Del olvido que ya somos y del país que soñamos
Jesús Martín-Barbero
Extraño país éste en el que mientras a los mayores asesinos se les otorga voz, y hasta imagen televisiva, a las víctimas, a su inmensa mayoría, se les niega la posibilidad real de hablar y de ser vistas. Y entonces, hasta mi acolchada conciencia de investigador universitario se ha visto horadada por una incómoda y perturbadora pregunta: ¿tendrá algo que ver LA HISTORIA que se hace desde el oficio de investigador con las historias desde las que miles de víctimas necesitan/buscan narrarnos su experiencia? Y la pregunta emplaza a las ciencias sociales todas: ¿qué puede caber de la larga desmemoria y la honda desesperanza sufridas por las colectividades de desplazados en los muy disciplinadamente separados saberes que consagra la academia? Pues bien, hoy comienzo a entrever algunas pistas de respuesta a mis preguntas en un libro que relata la experiencia vivida por una familia-víctima, contada a través de una voz, no por tan densamente personal, menos colectiva. Se trata de El olvido que seremos, de Héctor Abad Faciolince, esa crónica del país en la que me reconozco como en ninguna otra.
Me reconozco en la densidad de los nudos que entrelazan los diversos países de que está hecho este país, y que tantos otros libros –mucho más sabihondos pero mucho menos sabios– se empeñan en separar y oponer. Una sola pista entre tantas: la abigarrada mezcla que entrelaza religiosidad con fanatismo y con ilustración, con godarria conservadora y con liberalismo radical. Y que no me vengan con que eso es más fácil de hacer “en literatura” pues lo que aquí hay de literatura es un saber narrar tanto los hechos más cotidianamente normales como los más inesperados y atroces. Y es precisamente por ese saber narrar que este libro conecta profundamente con las memorias por contar que necesita decisivamente el país.
Me reconozco también en la capacidad de hacernos sentir rabia, o sea de rebelarnos, pero sin resentimiento, es decir sin ligar la rebelión a la revancha, sin convertirla en legitimación de la venganza. A diferencia de su paisano Fernando Vallejo, que se la pasa –a veces no sin razón– maldiciendo y apostatando de Colombia (¡el vocabulario religioso es de lo más suyo!), Héctor Abad nos habla de un país que si da asco y pena, da también gusto y gozo. De manera que mientras la mirada de Vallejo se corresponde con una frase de este libro a otro propósito: “lo odiaba con toda el alma, con una fidelidad y una constancia en el odio, que ya se las quisiera el amor”, la mirada de Héctor Abad se pone de ese otro lado que nos recuerda al Camilo Torres que si quería tanto a este país –y lo demostró jugándosela por él de cuerpo entero– era justamente por todo lo que le dolía.

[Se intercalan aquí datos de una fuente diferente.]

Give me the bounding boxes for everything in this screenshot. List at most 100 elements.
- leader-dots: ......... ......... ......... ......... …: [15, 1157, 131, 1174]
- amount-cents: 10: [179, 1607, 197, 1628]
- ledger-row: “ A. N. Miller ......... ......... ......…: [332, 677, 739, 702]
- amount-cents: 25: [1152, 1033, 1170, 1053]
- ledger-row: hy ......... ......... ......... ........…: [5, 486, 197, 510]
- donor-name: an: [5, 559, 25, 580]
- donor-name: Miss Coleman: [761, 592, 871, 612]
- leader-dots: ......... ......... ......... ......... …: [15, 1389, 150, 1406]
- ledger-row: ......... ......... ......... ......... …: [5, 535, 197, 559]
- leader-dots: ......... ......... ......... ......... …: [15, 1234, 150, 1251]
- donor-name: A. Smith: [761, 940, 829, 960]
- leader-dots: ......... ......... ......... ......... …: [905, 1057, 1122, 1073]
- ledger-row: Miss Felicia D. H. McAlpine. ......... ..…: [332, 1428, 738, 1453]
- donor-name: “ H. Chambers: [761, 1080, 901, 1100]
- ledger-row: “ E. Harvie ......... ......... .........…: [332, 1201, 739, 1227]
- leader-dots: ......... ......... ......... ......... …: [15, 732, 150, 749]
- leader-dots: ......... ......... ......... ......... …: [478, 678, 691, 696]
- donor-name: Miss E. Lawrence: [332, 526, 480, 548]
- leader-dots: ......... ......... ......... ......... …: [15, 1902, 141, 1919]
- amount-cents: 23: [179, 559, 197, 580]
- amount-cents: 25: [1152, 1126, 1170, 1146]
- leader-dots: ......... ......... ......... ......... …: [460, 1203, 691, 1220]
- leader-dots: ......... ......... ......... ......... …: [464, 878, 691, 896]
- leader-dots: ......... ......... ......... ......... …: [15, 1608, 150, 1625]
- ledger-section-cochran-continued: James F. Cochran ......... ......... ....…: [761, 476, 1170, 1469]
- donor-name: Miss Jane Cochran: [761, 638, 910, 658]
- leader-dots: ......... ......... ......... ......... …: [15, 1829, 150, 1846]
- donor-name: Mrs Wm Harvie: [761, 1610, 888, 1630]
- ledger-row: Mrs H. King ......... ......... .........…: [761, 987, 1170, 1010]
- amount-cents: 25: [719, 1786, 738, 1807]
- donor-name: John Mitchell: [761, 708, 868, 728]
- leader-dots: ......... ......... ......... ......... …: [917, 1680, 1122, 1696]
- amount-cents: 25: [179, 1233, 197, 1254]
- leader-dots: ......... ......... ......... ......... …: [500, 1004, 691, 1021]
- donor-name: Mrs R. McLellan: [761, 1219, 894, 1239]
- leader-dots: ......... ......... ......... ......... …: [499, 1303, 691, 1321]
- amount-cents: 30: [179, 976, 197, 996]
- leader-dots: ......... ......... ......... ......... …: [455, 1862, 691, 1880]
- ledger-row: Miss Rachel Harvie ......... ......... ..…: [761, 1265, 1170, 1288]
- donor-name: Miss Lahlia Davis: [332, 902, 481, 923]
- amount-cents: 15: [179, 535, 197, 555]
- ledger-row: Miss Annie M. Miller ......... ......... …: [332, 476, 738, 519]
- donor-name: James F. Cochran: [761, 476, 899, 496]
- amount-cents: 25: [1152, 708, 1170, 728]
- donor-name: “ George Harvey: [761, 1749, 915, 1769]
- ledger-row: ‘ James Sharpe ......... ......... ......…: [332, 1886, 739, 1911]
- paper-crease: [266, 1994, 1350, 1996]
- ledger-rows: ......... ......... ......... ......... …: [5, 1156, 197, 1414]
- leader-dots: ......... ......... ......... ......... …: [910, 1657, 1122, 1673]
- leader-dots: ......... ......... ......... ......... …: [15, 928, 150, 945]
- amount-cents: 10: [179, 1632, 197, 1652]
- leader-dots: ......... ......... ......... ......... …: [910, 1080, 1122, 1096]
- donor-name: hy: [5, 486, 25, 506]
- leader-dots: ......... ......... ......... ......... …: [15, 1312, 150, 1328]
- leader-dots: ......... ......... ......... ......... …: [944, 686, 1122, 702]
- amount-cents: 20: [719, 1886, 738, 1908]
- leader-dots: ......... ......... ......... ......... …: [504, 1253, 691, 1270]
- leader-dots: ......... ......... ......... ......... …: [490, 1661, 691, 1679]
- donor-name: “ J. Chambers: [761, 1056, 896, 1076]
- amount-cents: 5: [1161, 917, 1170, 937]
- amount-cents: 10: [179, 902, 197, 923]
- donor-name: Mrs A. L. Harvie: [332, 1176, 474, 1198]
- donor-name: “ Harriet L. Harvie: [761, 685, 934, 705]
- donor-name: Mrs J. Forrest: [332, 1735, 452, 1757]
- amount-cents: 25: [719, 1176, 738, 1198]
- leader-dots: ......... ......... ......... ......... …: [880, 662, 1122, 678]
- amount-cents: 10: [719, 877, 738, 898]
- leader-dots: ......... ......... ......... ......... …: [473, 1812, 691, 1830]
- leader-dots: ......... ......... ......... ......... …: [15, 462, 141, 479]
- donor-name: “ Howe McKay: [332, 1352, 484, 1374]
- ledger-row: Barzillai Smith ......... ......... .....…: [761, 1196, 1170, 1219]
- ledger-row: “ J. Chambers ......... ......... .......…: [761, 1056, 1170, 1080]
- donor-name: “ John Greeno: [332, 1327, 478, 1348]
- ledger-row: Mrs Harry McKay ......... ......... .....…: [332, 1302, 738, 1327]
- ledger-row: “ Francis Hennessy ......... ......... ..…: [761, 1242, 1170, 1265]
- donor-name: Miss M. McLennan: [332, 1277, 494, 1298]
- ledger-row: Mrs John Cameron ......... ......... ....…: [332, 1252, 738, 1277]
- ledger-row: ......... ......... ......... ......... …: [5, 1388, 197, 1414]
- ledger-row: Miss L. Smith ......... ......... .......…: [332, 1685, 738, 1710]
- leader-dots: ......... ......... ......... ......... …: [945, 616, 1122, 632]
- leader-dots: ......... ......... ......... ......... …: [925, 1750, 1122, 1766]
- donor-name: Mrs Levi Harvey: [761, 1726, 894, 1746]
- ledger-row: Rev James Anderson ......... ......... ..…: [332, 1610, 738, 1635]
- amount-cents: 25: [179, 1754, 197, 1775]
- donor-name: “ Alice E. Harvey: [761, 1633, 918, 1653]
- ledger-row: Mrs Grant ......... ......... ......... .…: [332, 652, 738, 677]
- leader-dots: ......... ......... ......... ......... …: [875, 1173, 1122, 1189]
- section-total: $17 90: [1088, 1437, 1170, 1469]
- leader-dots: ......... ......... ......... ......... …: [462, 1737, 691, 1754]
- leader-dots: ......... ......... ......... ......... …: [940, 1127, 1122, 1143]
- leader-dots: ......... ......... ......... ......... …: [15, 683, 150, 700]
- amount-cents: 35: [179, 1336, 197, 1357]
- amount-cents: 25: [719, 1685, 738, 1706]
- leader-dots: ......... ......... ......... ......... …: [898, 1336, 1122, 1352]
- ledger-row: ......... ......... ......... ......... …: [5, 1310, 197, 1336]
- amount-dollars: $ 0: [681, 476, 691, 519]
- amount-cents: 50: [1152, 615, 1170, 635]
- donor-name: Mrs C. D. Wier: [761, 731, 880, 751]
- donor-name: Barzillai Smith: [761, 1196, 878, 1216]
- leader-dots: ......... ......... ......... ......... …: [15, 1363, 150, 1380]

Y me reconozco en la fecunda capacidad de ambigüedad que sostiene el relato de las vidas tanto como el de los acontecimientos. Lo aprendí de Merleau-Ponty, el filósofo que rompiera con Sartre y su grupo por haber justificado la invasión soviética a Hungría en 1956 a nombre de “leyes históricas”, y a lo que respondió afirmando que lo único legible en la historia es la ambigüedad. Y para aquellos a los que ambigüedad pueda sonar a evasión, ahí está la toma de partido de Héctor Abad –padre e hijo– por los derechos humanos y la justicia social. De manera que vivir la ambigüedad y la incertidumbre, sus tensiones/conflictos, es saber construir con los otros un sentido para la vida social. Y eso es algo completamente distinto a creer que la vida o la historia tienen un sentido, ése en nombre del cual se siguen obstinadamente legitimando tanto la exclusión social como el autoritarismo político y la dominación cultural. Bienvenida la ambigüedad, incluida la que nos deja al final el secreto que el cronista se niega a compartir sobre su padre. Es la mejor metáfora de lo que el libro todo deja en suspenso, es decir de todo el futuro que nos abre.